Les Nations Unies appellent les populations locales à protéger les animaux

Face à la menace omniprésente des groupes armés et du braconnage, un engagement des populations locales est indispensable pour la conservation des espèces sauvages.lundi 22 janvier 2018

De Juliette Heuzebroc
Une girafe broute dans le parc national du Serengeti en Tanzanie.

Le programme des Nations unies pour l’environnement (PNUE), très inquiet face à l’effet des braconniers et des groupes armés sur la décimation des espèces sauvages, encourage les populations et organisations locales à agir pour la protection des espèces. Pour le PNUE, la clef de la conservation des espaces protégés se situe dans le niveau d’implication des locaux.

La présence de groupes armés influe fortement sur la faune africaine. La sécurité des parcs nationaux n’est plus assurée et le territoire des animaux est complètement fragmenté, favorisant leur extinction. En République démocratique du Congo (RDC), le parc national de la Garamba en est le triste exemple. Dans les années 1980, on trouvait plus de 20 000 éléphants là où ils ne sont plus que 1 100 à 1 400 spécimens aujourd’hui. Même sort pour les girafes qui ne sont plus qu’au nombre de 40, chassées pour faire de leurs queues des chasse-mouches, symbole d’autorité. Plus inquiétant encore, 80 à 98 % de la population de chimpanzés dans l’est de la RDC auraient déjà disparu.

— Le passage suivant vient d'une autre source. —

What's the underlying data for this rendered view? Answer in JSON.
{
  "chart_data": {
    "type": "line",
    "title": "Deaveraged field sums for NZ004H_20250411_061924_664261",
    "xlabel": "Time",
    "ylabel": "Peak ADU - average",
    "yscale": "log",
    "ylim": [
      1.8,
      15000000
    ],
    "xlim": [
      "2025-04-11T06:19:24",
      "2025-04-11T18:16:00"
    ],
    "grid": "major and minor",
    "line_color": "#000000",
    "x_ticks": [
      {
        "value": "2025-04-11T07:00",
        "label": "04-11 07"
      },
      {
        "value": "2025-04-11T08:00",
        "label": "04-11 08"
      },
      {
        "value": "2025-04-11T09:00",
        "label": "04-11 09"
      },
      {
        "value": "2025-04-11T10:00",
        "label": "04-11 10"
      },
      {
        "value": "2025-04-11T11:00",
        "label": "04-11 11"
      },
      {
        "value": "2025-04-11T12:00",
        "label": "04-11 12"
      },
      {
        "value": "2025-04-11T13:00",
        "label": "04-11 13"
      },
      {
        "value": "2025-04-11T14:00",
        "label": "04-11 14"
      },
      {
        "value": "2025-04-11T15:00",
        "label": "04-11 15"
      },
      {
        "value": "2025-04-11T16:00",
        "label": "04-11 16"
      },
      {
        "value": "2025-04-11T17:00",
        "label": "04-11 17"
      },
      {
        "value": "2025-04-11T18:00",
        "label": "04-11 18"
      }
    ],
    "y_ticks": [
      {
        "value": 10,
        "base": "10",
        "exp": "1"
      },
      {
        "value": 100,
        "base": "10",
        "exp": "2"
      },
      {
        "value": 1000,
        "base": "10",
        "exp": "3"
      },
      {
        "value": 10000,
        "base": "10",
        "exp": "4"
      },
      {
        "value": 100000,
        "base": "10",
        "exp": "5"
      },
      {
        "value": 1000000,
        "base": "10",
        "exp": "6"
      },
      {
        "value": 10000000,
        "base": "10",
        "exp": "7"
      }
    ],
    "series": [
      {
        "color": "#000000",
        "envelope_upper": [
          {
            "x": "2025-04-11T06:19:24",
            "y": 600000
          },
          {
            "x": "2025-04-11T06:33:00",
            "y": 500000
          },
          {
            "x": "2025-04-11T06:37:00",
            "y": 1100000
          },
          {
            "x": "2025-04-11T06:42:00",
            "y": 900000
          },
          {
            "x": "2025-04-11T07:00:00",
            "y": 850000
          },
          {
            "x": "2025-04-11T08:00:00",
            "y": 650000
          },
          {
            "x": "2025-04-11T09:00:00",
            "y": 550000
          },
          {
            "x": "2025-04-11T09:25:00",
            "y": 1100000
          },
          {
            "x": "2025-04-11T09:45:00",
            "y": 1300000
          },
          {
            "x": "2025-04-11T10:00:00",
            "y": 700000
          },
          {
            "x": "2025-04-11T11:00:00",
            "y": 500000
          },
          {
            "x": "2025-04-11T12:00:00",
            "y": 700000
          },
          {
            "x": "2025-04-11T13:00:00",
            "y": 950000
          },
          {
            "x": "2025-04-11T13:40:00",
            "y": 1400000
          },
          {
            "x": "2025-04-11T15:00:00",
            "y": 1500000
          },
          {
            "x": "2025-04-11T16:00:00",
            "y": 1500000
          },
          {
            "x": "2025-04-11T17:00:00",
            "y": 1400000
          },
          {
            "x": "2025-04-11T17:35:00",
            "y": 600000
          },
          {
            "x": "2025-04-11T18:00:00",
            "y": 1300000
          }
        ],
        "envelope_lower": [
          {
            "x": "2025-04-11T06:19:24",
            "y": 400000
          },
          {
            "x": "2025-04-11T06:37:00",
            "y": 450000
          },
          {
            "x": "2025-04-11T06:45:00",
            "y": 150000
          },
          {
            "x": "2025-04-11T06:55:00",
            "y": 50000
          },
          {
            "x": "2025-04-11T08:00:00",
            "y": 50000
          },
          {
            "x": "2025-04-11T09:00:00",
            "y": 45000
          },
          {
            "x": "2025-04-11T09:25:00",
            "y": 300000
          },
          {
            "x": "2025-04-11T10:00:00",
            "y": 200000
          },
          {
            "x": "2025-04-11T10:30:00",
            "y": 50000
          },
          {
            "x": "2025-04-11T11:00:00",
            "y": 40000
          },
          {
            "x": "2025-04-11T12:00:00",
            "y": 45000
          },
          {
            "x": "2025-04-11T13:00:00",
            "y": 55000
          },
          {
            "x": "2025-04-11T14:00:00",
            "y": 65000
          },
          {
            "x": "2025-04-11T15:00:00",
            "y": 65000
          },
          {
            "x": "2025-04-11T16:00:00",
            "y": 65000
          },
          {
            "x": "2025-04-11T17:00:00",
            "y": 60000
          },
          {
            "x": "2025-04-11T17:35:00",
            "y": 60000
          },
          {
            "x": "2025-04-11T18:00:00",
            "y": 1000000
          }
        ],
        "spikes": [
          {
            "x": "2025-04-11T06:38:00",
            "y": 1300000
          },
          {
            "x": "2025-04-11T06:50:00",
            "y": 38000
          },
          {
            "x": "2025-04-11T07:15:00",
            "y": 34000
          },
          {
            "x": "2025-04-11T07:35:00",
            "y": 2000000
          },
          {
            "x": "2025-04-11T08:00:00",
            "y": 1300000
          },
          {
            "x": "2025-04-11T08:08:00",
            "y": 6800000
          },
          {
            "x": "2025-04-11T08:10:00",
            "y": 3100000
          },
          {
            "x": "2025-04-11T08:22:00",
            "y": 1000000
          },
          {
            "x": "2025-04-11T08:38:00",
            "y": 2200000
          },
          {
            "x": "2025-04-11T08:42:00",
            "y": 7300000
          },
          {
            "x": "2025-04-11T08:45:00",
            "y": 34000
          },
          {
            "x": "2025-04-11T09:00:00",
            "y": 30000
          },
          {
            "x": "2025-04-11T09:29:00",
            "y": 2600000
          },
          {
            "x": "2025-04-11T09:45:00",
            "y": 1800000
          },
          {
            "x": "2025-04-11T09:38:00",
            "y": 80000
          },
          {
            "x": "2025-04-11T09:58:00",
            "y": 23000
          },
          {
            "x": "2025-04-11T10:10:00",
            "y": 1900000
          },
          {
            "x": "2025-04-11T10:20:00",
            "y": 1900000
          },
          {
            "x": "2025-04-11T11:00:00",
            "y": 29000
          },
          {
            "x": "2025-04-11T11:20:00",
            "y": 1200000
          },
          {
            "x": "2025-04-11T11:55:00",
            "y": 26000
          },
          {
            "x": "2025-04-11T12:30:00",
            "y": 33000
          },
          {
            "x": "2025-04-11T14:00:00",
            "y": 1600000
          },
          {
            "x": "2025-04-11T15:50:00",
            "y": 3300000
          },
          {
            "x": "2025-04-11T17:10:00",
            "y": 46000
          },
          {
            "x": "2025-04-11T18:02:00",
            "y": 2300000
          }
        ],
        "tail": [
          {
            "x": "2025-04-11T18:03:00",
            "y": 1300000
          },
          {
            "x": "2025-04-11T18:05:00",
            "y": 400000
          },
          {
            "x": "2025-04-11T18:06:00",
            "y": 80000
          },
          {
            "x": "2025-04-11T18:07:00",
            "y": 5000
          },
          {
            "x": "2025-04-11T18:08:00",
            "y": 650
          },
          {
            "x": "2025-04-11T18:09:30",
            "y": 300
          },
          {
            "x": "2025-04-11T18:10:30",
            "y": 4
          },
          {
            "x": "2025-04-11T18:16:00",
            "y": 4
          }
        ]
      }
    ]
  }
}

Les groupes armés qui sévissent dans ces régions sont, la plupart du temps, non-étatiques. On y retrouve aussi bien les milices janjaouid au Soudan que l’Armée de résistance du Seigneur de l’Ouganda ou les combattants anti-Balaka et Séléka, pour ne citer qu’eux.

« L'importance de l'implication des communautés locales dans la lutte contre le braconnage, et du renforcement de leurs moyens de subsistance alternatifs, a maintenant été largement reconnue par divers forums nationaux, régionaux et mondiaux », a déclaré Bianca Notarbartolo, experte sur le commerce illégal d'espèces sauvages au PNUE. « Mais de tels engagements doivent encore être accompagnés d'une mise en œuvre efficace et suffisante ».

Pour porter cette dynamique, les gestionnaires des parcs nationaux réclament tout de même un soutien des autorités internationales. Pour impliquer les populations locales, il est indispensable de pouvoir sécuriser ces aires et de reconstruire une économie locale, afin de mettre en place un cercle vertueux.

Ces adorables Loxodontas sont aussi neutres en carbone que le parc dans lequel on les a trouvés, le parc national de Lower Zambezi en Zambie.

Les parcs nationaux représentent un énorme potentiel économique et communautaire pour les locaux. Avec près de 265 parcs nationaux sur l’ensemble du continent africain, dont les premiers sont apparus au tout début du 20e siècle (1er parc : 1907 – Namibie), ces institutions peuvent aussi bien être moteurs d’emplois (gardes, traceurs, guides…) que d’éducation avec les programmes de recherche qui y ont trait.

Les dernières actions sont très encourageantes : les gouvernements se penchent de plus en plus sur le potentiel des parcs et sur un cadre juridique accompagnant la protection des animaux. Des campagnes de sensibilisation des populations sont mises en place, avec un travail pédagogique sur les espèces en voie de disparition ainsi que sur les législations et applications de loi qui les encadrent.

Si l’on savait les coopérations transfrontalières nécessaires pour la conservation de ces espaces de protection, l’assemblée des Nations unies pour l’environnement l’a confirmé. La troisième session de l’assemblée, qui a eu lieu à Nairobi en décembre 2017, a été l’occasion de la signature d’un projet de financement à hauteur de 2,7 millions € pour le développement des Aires de conservation transfrontalières (ACT) afin de faire barrage au braconnage et à la fragmentation des territoires.

L’ONG Traffic, qui a publié l’étude à partir de laquelle le PNUE a basé ces déclarations, est vigilante mais optimiste « Heureusement, il existe des agences de conservation dévouées et compétentes sur le terrain, et ces organisations doivent être pleinement soutenues (financièrement, logistiquement et politiquement) afin qu'elles puissent continuer à défendre la faune et l'écosystème [régional] contre les énormes pressions qui s'exercent actuellement sur elles ».